Now the university is joining an NYC government initiative to further reduce food-related carbon emissions by offering more plant-based dining options on campus. The Mayor’s Office Plant-Powered Carbon Challenge encourages institutional participants to decrease the use of meat- and dairy-based products—which create far more carbon emissions than plant-based foods—in order to lower their carbon emissions by 25 percent by 2030.

The target was informed by an annual greenhouse gas (GHG) analysis the city undertakes as part of PlaNYC, a long-term vision for combating the impact of climate change on the Big Apple. The 2023 report found that food consumption produces 27% of the city’s carbon emissions—the third highest source after buildings and transportation.

The Mayor’s Office of Food Policy will assist Rockefeller and other participating institutions—which include Columbia University, the Wildlife Conservation Society, and Great Performances, Rockefeller’s food vendor—by helping to develop a plan for meeting the carbon-reduction target, tracking emissions, creating appealing plant-forward menus, and implementing other best practices.

This isn’t the first time Rockefeller has gone all in on a city-led, green-focused initiative. In 2008, the university pledged to reduce university carbon emissions in response to a call from then-Mayor Mike Bloomberg. Since then, emissions are down over 30 percent despite construction of new buildings and three data centers.

The challenge also meshes with Rockefeller’s long-standing sustainability commitments, which touch every aspect of campus operations, from construction and procurement to energy and water use. To that end, in February, 10 Rockefeller labs signed on with the nonprofit organization My Green Lab to spend 6 to 9 months working toward certification for incorporating sustainable practices into their research environments, including energy efficiency, water conservation, waste reduction, and responsible chemical use.

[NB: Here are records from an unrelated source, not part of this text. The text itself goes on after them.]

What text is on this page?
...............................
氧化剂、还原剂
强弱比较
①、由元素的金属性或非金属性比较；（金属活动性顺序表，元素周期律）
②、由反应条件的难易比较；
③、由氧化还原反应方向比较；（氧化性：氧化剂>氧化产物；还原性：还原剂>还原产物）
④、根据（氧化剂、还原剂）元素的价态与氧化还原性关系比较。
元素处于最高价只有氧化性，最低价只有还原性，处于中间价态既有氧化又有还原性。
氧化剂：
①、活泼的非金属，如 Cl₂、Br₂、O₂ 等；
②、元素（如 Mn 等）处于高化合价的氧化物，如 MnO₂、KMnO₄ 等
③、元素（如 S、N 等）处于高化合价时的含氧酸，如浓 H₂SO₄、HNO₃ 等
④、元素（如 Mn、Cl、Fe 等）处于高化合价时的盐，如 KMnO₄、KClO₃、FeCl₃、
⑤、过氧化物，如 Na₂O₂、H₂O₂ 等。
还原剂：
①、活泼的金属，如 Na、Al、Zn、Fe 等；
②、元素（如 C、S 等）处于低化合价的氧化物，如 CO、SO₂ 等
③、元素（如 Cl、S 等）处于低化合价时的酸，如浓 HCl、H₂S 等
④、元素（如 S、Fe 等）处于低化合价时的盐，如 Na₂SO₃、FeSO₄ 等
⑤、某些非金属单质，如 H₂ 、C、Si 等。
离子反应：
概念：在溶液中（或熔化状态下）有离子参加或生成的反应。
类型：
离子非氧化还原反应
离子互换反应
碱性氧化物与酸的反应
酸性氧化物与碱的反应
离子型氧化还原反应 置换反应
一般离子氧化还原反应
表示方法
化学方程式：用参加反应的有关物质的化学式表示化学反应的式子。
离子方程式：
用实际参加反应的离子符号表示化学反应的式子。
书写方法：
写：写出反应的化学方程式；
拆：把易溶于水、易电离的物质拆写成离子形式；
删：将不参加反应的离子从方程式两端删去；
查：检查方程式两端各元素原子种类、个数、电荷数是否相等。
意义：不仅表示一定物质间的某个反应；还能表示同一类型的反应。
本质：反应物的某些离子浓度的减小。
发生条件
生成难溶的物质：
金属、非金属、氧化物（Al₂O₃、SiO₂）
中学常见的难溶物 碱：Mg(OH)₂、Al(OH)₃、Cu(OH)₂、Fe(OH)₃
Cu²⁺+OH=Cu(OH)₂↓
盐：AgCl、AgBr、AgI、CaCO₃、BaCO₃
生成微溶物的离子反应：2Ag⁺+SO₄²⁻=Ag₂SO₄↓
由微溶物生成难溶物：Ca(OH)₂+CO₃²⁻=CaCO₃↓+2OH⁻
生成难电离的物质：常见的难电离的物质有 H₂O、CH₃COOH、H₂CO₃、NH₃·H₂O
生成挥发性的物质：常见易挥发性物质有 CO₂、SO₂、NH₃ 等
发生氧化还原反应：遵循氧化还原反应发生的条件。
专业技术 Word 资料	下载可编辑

“The Rockefeller University has a long history of addressing some of the world’s leading challenges through science, and joining the Plant-Powered Carbon Challenge is a natural extension of our commitment to bettering humanity,” says Rockefeller’s Amy Wilkerson, associate vice president of research support. “Plant-based foods have a significantly smaller footprint on the environment, and increasing access to them on our campus is an important part our overall sustainability program. We are proud to partner with the mayor’s office to promote a more sustainable future for our city and planet, as well as provide healthier options for our own community.”